In Mr. Obama's new budget, there would be substantial increases for homeland security and veterans programs – exempt from Mr. Obama's partial freeze – with a 3.4 per cent increase in the Pentagon's core budget to $549-billion for next year.

The administration would kill $175-billion worth of Environmental Protection Agency clean water accounts used as a pork-barrel kitty by Congress.

Mr. Obama also kills his predecessor's signature space program to return astronauts to the moon. NASA had already spent $9.1-billion on the program, which was projected to cost $100-billion by 2020. Mr. Obama's new budget said NASA will be “launching a bold new effort” with an extra $1.2-billion annually for five years, money expected to be used to encourage private companies to build, launch and operate their own spacecraft for the benefit of NASA and others. NASA would pay the private companies to carry U.S. astronauts.
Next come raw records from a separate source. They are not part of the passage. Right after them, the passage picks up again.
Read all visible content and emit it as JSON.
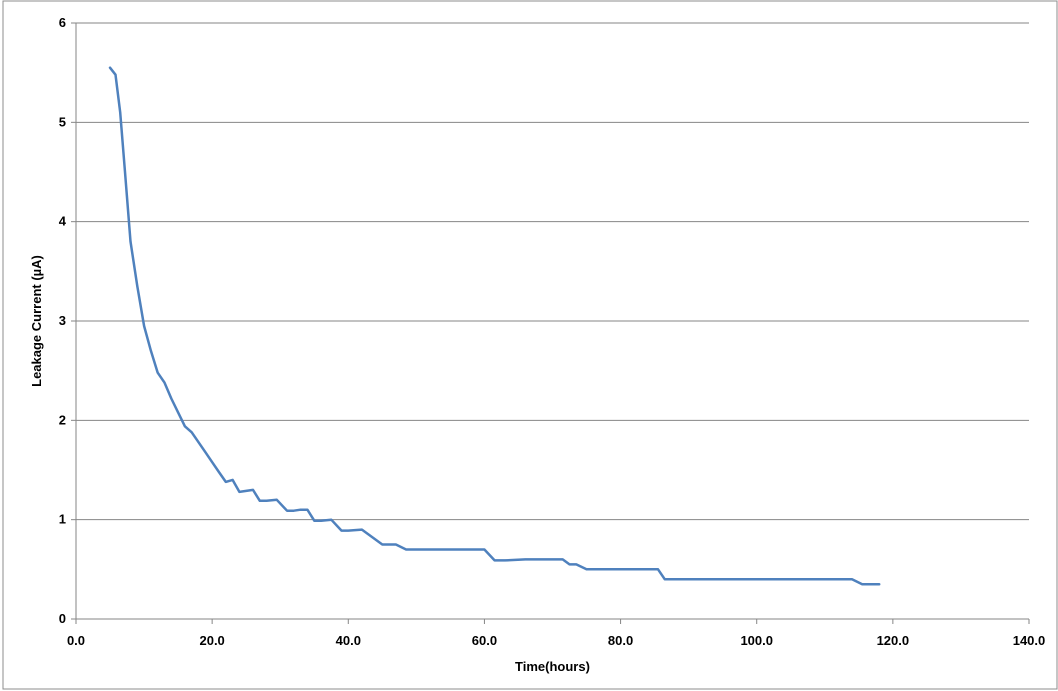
{
  "chart_data": {
    "type": "line",
    "title": "",
    "xlabel": "Time(hours)",
    "ylabel": "Leakage Current (µA)",
    "xlim": [
      0,
      140
    ],
    "ylim": [
      0,
      6
    ],
    "x_ticks": [
      0,
      20,
      40,
      60,
      80,
      100,
      120,
      140
    ],
    "x_tick_labels": [
      "0.0",
      "20.0",
      "40.0",
      "60.0",
      "80.0",
      "100.0",
      "120.0",
      "140.0"
    ],
    "y_ticks": [
      0,
      1,
      2,
      3,
      4,
      5,
      6
    ],
    "y_tick_labels": [
      "0",
      "1",
      "2",
      "3",
      "4",
      "5",
      "6"
    ],
    "grid": "horizontal",
    "legend": "none",
    "line_color": "#4f81bd",
    "series": [
      {
        "x": [
          5.0,
          5.8,
          6.5,
          7.2,
          8.0,
          9.0,
          10.0,
          11.0,
          12.0,
          13.0,
          14.0,
          15.0,
          16.0,
          17.0,
          18.0,
          19.0,
          20.0,
          21.0,
          22.0,
          23.0,
          24.0,
          25.0,
          26.0,
          27.0,
          28.0,
          29.5,
          31.0,
          32.0,
          33.0,
          34.0,
          35.0,
          36.0,
          37.5,
          39.0,
          40.0,
          42.0,
          45.0,
          47.0,
          48.5,
          50.0,
          55.0,
          60.0,
          61.5,
          63.0,
          66.0,
          71.5,
          72.5,
          73.5,
          75.0,
          78.0,
          84.5,
          85.5,
          86.5,
          88.0,
          95.0,
          105.0,
          114.0,
          115.5,
          118.0
        ],
        "y": [
          5.55,
          5.48,
          5.1,
          4.5,
          3.8,
          3.35,
          2.95,
          2.7,
          2.48,
          2.38,
          2.22,
          2.08,
          1.94,
          1.88,
          1.78,
          1.68,
          1.58,
          1.48,
          1.38,
          1.4,
          1.28,
          1.29,
          1.3,
          1.19,
          1.19,
          1.2,
          1.09,
          1.09,
          1.1,
          1.1,
          0.99,
          0.99,
          1.0,
          0.89,
          0.89,
          0.9,
          0.75,
          0.75,
          0.7,
          0.7,
          0.7,
          0.7,
          0.59,
          0.59,
          0.6,
          0.6,
          0.55,
          0.55,
          0.5,
          0.5,
          0.5,
          0.5,
          0.4,
          0.4,
          0.4,
          0.4,
          0.4,
          0.35,
          0.35
        ]
      }
    ]
  }
}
The new Obama budget will also include a proposal to levy a fee on the country's biggest banks to raise an estimated $90-billion to recover losses from the government's $700-billion financial rescue fund.

 

 

Source

 

Commentary by the Ottawa Mens Centre

 

Talk about being a prisoner of his own success.
Obama now holds the world record for the greatest deficit set by any world leader in history.

After tinkering with America's health system and disturbing the medical insurance industry with a half baked public health system, he is off for a holiday to the land down under where he will be afforded a hero's welcome of the sorts never seen by Obama anywhere in the world before and probably the best one he will ever get so he should get the cameras ready.

While he is down under, he aught to take a gander at Australia's financial and insurance legislation which he should really use as a template for reform in the most corrupt country on earth, his own USA.

The USA like Canada has some of the most corrupt, vile capitalist legislation that protects "insurance companies" and their good buddy, the legal industry that rides the back of the same parasitic corrupt industry.

In Canada like the USA, insurance policies are not for the payment of claims, they are for the legal industry to fight to the death and beyond.

Take disability insurance, its actual claims paid is such a small percentage of the gross "turnover" that its payments probably don't exceed the average paid out in the classic pyramid ponsi sales scheme and its all, perfectly legal in Canada and the USA.

Its time for a change to do a "clean sweep" and get rid of the economic cancers that plague both the United States and Canada.

While Obama is in Australia, he ought to also take a gander at their family law legislation that makes shared parenting after divorce pretty much a legal assumption. Its just another way that Australia has got rid of another economic Cancer that the world has yet to follow, including Obama.